Traffic laws and traffic management infrastructure weren’t yet well developed, and legislators were feeling pressure to severely limit the legal speed cars could go. Streets belonged to people, not cars, after all.
Car manufacturers and other businesses with interests in the growing auto industry grew nervous. They developed a PR campaign to push the message that roads were actually for cars, not people. Anyone who got hit by a car in the street only had their own inattention and carelessness to blame. The auto industry popularized the term “jaywalker” to characterize such ignorance. The word was basically unknown in the early 1920s, but after just a few years, it found a place in standard dictionaries.
Contrary to a common belief (or at least what I once thought), the “jay” in jaywalker does not refer the shape of the letter J, representing a curving path of someone meandering across a road. Rather, “jay” at the time meant a hayseed or a hick, so a jaywalker is someone who arrives from the country to the big city and is too stupid to stay out of the street. Automakers used a variety of tactics to promote this idea, including floats in parades and leaflets handed out by Boy Scouts. Of course, sophisticated city dwellers did not want to be thought of as jays, so they avoided behaving like jaywalkers. The tide in the public debate began to turn in favor the auto makers, and newspapers published screeds about the jaywalker problem.
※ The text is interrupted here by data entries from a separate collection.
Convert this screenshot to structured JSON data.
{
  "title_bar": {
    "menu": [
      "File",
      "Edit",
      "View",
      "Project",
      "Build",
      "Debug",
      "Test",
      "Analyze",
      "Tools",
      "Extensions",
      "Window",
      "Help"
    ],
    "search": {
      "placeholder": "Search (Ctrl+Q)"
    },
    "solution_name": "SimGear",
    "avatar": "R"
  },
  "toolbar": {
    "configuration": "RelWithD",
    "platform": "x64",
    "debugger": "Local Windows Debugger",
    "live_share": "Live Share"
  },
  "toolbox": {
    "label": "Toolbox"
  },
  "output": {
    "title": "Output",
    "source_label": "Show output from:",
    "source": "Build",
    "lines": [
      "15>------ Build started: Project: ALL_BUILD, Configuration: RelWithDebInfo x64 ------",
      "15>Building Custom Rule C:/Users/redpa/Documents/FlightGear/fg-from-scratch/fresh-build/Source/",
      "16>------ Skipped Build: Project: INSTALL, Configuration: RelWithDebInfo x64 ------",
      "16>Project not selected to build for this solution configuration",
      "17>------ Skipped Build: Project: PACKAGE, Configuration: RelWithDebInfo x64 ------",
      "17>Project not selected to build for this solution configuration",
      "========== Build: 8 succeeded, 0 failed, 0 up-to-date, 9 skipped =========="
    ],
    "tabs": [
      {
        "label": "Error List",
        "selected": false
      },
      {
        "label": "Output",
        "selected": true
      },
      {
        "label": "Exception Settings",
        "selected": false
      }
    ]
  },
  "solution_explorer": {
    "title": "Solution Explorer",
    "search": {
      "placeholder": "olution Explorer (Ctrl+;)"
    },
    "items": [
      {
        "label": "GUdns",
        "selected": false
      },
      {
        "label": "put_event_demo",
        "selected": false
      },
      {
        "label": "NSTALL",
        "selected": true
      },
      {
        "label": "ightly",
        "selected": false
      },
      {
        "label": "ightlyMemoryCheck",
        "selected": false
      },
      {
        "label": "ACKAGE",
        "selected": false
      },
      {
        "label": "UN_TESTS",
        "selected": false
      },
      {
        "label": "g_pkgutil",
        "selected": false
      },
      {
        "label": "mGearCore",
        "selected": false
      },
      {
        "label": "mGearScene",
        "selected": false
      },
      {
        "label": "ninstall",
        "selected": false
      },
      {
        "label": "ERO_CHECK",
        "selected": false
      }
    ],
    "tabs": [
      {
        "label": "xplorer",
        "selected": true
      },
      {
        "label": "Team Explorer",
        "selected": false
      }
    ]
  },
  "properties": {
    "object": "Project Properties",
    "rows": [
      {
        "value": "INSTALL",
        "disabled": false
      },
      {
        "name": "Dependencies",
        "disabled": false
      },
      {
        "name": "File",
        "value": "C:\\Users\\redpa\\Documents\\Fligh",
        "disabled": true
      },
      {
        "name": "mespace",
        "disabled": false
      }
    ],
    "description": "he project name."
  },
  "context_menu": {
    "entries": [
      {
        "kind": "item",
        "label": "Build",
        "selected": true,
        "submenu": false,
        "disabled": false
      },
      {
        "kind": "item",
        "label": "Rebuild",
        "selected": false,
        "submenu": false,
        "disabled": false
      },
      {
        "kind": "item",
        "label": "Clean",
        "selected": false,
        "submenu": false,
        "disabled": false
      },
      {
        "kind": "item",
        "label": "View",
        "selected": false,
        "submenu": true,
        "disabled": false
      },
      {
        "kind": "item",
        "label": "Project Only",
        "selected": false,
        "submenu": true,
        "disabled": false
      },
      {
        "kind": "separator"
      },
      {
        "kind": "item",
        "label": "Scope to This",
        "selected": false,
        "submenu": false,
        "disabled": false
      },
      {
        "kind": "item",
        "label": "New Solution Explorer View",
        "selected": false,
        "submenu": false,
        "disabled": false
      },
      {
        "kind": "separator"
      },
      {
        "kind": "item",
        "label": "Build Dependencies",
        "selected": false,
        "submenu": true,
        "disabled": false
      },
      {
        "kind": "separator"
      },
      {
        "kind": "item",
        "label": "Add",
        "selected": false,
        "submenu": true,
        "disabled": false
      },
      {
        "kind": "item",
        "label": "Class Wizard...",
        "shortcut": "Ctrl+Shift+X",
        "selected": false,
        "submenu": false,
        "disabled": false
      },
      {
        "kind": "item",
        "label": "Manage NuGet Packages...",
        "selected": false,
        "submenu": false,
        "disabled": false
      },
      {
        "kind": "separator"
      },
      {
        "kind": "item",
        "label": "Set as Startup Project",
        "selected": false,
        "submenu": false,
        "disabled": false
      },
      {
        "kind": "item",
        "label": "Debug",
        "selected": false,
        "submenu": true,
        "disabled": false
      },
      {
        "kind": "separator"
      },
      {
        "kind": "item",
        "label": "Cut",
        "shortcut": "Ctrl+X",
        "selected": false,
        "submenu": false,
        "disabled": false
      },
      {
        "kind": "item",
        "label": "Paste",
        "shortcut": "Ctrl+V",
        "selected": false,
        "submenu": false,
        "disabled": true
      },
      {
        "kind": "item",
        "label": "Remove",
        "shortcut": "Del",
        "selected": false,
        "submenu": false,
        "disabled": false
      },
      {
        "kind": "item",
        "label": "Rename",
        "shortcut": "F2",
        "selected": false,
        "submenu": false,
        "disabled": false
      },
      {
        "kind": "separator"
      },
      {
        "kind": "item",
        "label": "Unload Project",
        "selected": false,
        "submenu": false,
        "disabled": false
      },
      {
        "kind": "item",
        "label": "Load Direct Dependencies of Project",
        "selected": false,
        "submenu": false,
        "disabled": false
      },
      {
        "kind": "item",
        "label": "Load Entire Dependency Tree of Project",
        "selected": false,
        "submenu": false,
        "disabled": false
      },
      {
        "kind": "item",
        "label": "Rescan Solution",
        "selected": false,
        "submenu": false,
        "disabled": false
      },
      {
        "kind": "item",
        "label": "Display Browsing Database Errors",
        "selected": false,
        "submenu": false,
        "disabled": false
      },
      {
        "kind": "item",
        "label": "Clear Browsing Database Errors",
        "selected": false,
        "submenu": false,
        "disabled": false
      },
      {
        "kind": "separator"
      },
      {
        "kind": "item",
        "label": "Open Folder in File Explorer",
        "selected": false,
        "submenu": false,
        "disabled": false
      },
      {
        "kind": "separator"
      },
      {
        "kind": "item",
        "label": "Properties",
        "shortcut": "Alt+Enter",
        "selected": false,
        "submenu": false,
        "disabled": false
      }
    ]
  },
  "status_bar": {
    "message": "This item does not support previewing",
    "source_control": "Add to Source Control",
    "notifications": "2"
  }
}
This historical example offers another case study about how one of the most effective messaging strategies is to get people to personally identify with an idea. Just about everyone has a strong investments in their personal identity. In this case, urban citizens thought of themselves as urbane, and to maintain that identity they shifted allegiances to automakers and changed their behavior as pedestrians. This strategy can also be seen in the “Don’t Mess With Texas” anti-littering campaign which effectively conveyed the idea that real Texans don’t litter. Texans stopped throwing their trash out of their cars in order to maintain their self-identity as real Texans.
If you want to convert people to your idea, you can try to argue its benefits and present reasoning. Don’t litter because it’s unsightly, or Giving cars priority in streets will improve transportation and the economy. But these points will only get you so far. To really change behavior, the ideal is to find a way to align your cause with people’s pre-formed identities.